A major move from the U.S. Supreme Court today, affecting the enforcement of the death penalty in Missouri. The court denied hearing the Clemons v. Crawford case. Attorney General Chris Koster explains the implications:

“The Missouri death penalty protocol has been tangled up in the federal courts on and off for more than two years now. The U.S. Supreme Court’s decision should clear the final hurdles and legitimize the constitutionality of Missouri’s death penalty protocol and we can now go forward with these death penalty cases,” Koster said.
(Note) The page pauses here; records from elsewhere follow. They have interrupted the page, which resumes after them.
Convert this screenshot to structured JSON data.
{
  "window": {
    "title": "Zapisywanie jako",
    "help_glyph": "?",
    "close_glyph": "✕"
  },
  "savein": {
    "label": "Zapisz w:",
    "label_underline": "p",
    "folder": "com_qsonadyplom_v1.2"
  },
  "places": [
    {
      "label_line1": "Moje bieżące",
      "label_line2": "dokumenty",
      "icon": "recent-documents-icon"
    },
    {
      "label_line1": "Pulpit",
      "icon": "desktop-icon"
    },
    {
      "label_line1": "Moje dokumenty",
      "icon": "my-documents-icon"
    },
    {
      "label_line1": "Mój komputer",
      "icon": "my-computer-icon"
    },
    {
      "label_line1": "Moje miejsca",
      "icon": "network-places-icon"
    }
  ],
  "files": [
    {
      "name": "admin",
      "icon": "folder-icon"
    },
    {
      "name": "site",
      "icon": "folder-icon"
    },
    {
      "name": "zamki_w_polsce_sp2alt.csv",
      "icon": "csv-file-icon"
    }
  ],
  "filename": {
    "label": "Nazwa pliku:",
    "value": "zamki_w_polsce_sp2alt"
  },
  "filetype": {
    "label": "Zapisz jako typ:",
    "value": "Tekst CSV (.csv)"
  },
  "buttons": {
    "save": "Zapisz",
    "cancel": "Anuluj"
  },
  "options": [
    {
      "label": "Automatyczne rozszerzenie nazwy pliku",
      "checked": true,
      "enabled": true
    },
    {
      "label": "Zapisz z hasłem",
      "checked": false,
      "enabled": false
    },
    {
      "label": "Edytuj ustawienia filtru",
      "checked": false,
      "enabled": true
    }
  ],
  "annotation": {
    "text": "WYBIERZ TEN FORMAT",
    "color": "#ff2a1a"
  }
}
Executions in Missouri had been put on hold by the Eighth Circuit of the U.S. Court of Appeals while the case was reviewed. That Court’s ruling led to the petition to the U.S. Supreme Court.

“The basic argument that was put forth in the Clemons v. Crawford case was that the three drug protocol caused paralysis but then one of the drugs that was injected into the defendant’s body would cause excruciating internal suffering prior to death. That case the federal courts decided was no proven, and the U.S. Supreme Court said that the Missouri three-drug protocol, the same standard that is used in most of the 50 state that have the death penalty, is constitutional,” Koster said.

He is wasting no time getting the process started again.

“We will now go back to the Missouri Supreme Court and in appropriate cases where all the federal appeals have been run, we will go ahead and ask the Missouri Supreme Court to set execution dates,” Koster said.

Koster says he’s already asked the Missouri Supreme Court to set an execution date for Joseph Franklin, a ‘neo-Nazi murderer’ who shot three people outside a St. Louis synagogue, killing one of them. Franklin also killed four other people in incidents in Utah and Wisconsin and bombed a synagogue in Tennessee.